17 octobre 2018
Stationnement de nuit
Le travail des policiers facilité
Par: Denis Bélanger

Le stationnement de nuit est déjà permis dans plusieurs villes du Québec, dont l’agglomération de Longueuil. Photo: Archives

La modification de la réglementation du stationnement de nuit en période hivernale dans plusieurs municipalités fait le bonheur du directeur de la Régie intermunicipale de police Richelieu–Saint-Laurent (RIPRSL), Bruno Pasquini, qui est d’avis que les assouplissements apportés faciliteront grandement le travail des policiers.

En effet, en plus des trois municipalités de la MRC de la Vallée-du-Richelieu, Carignan, Contrecœur, Sainte-Julie, Richelieu et Varennes adopteront le même règlement pour le stationnement de nuit.
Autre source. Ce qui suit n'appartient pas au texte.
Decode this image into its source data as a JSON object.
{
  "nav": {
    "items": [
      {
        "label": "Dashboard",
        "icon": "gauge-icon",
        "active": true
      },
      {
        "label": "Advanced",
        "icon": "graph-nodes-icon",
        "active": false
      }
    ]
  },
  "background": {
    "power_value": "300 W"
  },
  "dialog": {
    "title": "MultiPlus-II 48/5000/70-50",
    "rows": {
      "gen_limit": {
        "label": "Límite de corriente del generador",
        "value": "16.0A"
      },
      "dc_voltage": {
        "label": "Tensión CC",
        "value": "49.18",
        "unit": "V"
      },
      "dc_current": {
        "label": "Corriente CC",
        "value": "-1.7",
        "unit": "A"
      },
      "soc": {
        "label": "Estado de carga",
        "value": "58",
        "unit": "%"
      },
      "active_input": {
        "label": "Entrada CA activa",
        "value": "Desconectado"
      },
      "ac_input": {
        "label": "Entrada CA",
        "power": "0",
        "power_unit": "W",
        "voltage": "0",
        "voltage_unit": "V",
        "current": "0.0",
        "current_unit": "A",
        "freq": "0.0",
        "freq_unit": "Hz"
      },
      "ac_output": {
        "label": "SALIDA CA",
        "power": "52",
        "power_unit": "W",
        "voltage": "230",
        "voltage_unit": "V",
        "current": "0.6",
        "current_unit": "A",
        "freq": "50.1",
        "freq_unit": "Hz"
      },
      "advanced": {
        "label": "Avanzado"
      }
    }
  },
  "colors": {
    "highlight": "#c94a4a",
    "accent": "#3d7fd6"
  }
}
Chambly avait déjà son projet pilote et, avec l’ajout l’an prochain de Saint-Basile-le-Grand, ce sera 10 des 17 villes membres de la RIPRSL qui auront un règlement semblable. Avant l’adoption de ces règlements, la RIPRSL avait réussi à obtenir une harmonisation dans toutes ces municipalités sur le plan des dates d’interdiction. Cette harmonisation avait même réduit la période d’interdiction, qui, à titre d’exemple, à Mont-Saint-Hilaire, s’étendait jusqu’en avril.

«Nous tenions à ce qu’il y ait une harmonisation et avons ainsi demandé de mettre fin aux différents projets pilotes. Ça devenait difficile pour nos policiers, qui travaillent dans un certain secteur le soir et dans un autre différent le lendemain. Un jour, toutes nos villes fonctionneront de la même manière», a commenté M. Pasquini.

Dans les villes n’ayant pas adopté ce règlement, la tolérance durant la période des fêtes sera conservée. Évidemment, s’il y a opération de déneigement, les automobilistes devront laisser les voies publiques libres. «Nous apporterons des précisions en temps et lieu sur cette tolérance, mais nous voulons la maintenir pour permettre aux gens de se réunir», renchérit Bruno Pasquini.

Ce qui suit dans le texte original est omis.